# Hyperparameters Tuning в Azure ML

__Цель лабораторной работы:__

- __поиск оптимальных гиперпараметров__ модели машинного обучения (Hyperparameters Tuning)
- мониторинг процессса поиска.

## Подготовка среды

Импорт необходимых модулей и проверка версии Azure ML SDK:

In [2]:
import azureml.core
from azureml.core import Workspace, Model, Environment, Experiment, ComputeTarget, Dataset
from azureml.widgets import RunDetails

from azureml.train.sklearn import SKLearn

# Check core SDK version number
print(f'Azure ML SDK version: {azureml.core.VERSION}')

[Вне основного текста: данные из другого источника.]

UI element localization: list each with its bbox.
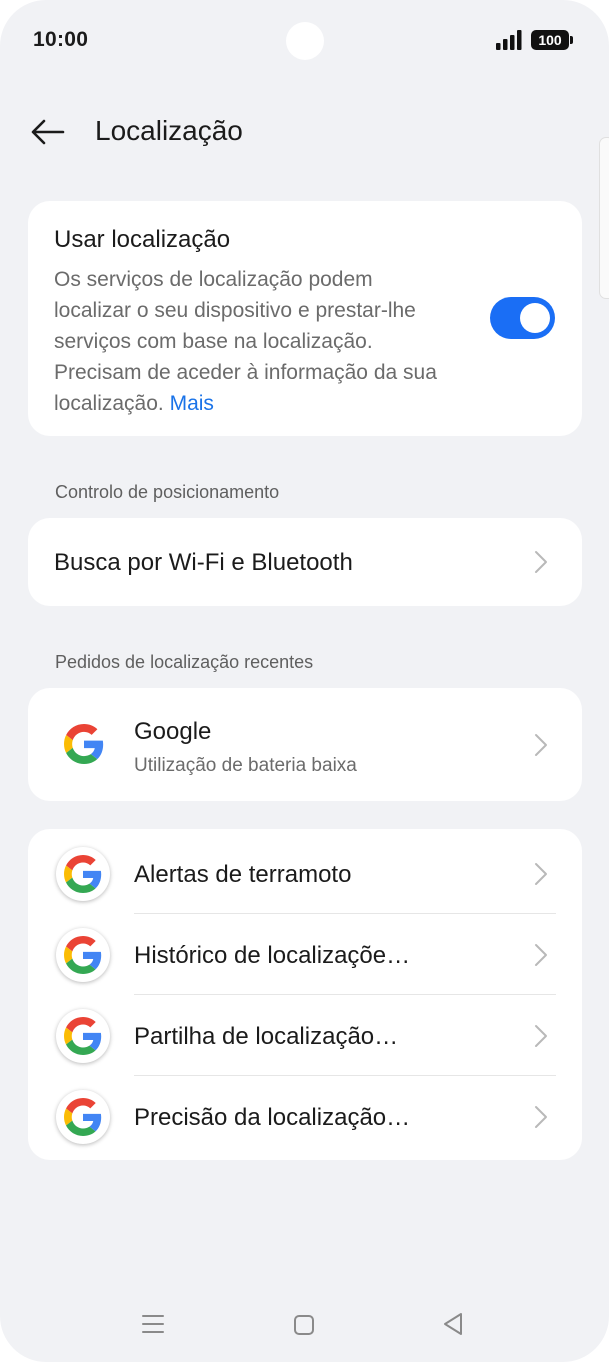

Azure ML SDK version: 1.14.0


Получим конфигурацию эксперимента: 

Зададим параметры Эксперимента:

In [18]:
%run core.py

config = get_experiment_config('lab_8A')
init_experiment(config)
experiment_dir = get_experiment_dir(config)

config

Experiment hyperparam-tuning-experiment was initialized successfully.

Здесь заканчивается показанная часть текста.